Volviendo a la escatología, esa rama de la teología que versa sobre el final y de la que es parte el milenarismo, la ironía es que tan mal se vieron los cristianos de la península que les vino hasta bien. Como lo de dar un azote al niño para que aprenda. Almanzor fue un villano tan bueno, desde el punto de vista católico, que a la postre consiguió unir bastante a sus enemigos. Murió en el 1002, en Medinaceli y no en Calatañazor como se inventó la propaganda cristiana. Solo un lustro después, las expectativas eran muy distintas en el norte de España y Portugal.

Plaza de la catedral de Astorga
Astorga también sufrió al bueno de Almanzor. | Shutterstock

Nadie podrá asegurar si eso de que los caballos de Almanzor bebieron de una pila bautismal.

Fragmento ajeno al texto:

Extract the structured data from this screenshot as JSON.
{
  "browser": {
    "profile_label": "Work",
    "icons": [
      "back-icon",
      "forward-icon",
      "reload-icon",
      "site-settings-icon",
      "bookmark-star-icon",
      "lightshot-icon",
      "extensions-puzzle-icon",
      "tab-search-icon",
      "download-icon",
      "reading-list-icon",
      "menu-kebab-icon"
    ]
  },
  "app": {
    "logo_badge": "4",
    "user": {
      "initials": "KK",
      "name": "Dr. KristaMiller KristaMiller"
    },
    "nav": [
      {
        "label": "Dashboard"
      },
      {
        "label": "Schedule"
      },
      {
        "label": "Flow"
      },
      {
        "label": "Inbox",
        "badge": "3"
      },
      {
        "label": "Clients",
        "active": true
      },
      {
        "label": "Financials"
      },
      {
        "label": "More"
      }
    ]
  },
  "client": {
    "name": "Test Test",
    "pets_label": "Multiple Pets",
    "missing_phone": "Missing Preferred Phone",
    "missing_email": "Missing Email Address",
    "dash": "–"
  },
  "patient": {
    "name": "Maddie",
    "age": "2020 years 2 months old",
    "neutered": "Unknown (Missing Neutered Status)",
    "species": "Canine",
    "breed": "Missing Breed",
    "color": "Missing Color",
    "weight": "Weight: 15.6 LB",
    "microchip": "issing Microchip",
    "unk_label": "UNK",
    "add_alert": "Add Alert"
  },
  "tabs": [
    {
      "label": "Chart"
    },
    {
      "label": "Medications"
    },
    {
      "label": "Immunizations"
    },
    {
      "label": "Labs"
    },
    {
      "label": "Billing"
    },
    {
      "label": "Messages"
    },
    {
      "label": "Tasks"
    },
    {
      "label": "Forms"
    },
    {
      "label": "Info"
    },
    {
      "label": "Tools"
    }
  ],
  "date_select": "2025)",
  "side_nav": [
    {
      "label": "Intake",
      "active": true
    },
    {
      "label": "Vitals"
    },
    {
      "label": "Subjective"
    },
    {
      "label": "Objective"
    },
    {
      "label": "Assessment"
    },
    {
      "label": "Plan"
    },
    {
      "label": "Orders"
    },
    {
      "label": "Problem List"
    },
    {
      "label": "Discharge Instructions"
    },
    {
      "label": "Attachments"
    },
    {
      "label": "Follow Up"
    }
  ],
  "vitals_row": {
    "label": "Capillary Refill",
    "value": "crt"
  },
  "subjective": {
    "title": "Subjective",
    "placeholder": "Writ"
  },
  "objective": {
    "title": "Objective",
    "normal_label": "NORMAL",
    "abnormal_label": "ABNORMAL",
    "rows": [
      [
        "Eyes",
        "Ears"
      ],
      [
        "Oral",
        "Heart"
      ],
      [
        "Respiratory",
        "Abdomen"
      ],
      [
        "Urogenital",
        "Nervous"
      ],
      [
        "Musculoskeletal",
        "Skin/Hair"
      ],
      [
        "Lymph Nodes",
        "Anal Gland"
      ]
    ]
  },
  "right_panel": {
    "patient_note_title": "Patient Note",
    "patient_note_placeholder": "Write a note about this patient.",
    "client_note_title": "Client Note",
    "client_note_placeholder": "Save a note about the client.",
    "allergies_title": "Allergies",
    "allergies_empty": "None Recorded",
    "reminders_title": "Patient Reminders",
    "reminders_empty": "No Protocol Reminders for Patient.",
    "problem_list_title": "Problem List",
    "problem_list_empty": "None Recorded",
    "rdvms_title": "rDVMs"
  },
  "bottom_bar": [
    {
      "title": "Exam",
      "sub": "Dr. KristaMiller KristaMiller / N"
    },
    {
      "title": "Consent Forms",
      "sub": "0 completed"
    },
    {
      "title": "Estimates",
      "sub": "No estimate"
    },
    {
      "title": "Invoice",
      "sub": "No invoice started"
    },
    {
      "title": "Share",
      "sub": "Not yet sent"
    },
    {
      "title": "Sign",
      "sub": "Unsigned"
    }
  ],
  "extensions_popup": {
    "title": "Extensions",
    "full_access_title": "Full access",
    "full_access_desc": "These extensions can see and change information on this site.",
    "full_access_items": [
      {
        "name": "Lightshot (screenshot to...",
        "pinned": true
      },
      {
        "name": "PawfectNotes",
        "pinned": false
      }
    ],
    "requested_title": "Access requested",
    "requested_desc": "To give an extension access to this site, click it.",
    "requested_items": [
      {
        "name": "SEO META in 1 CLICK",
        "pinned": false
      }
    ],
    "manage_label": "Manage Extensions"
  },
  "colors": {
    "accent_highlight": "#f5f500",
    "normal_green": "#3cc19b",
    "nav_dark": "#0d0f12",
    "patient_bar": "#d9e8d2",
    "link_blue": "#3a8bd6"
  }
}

Tampoco si es verdad que no destruyó la tumba. De haberlo hecho habría acabado con el Camino de Santiago. Bien es cierto que, para empezar, que ese sepulcro sea de Santiago es tan mito como lo de que Pedro de Mezonzo se quedara rezando junto al mismo. Una segunda invención no es descabellada.

Lo único cierto es que el templo prerrománico desapareció con el resto de Santiago y que Compostela empezó a usarse como complemento del nombre de la ciudad. Esta prosperó tras la muerte del caudillo y se convirtió definitivamente en el centro de la Cristiandad que hoy sigue siendo. Un lugar al que llegar en búsqueda del yo, de otra persona, de fe, de experiencia o de ribeiro y pulpo. Eso da igual. Al final ni hubo fin de los tiempos ni dejó de haber peregrinos.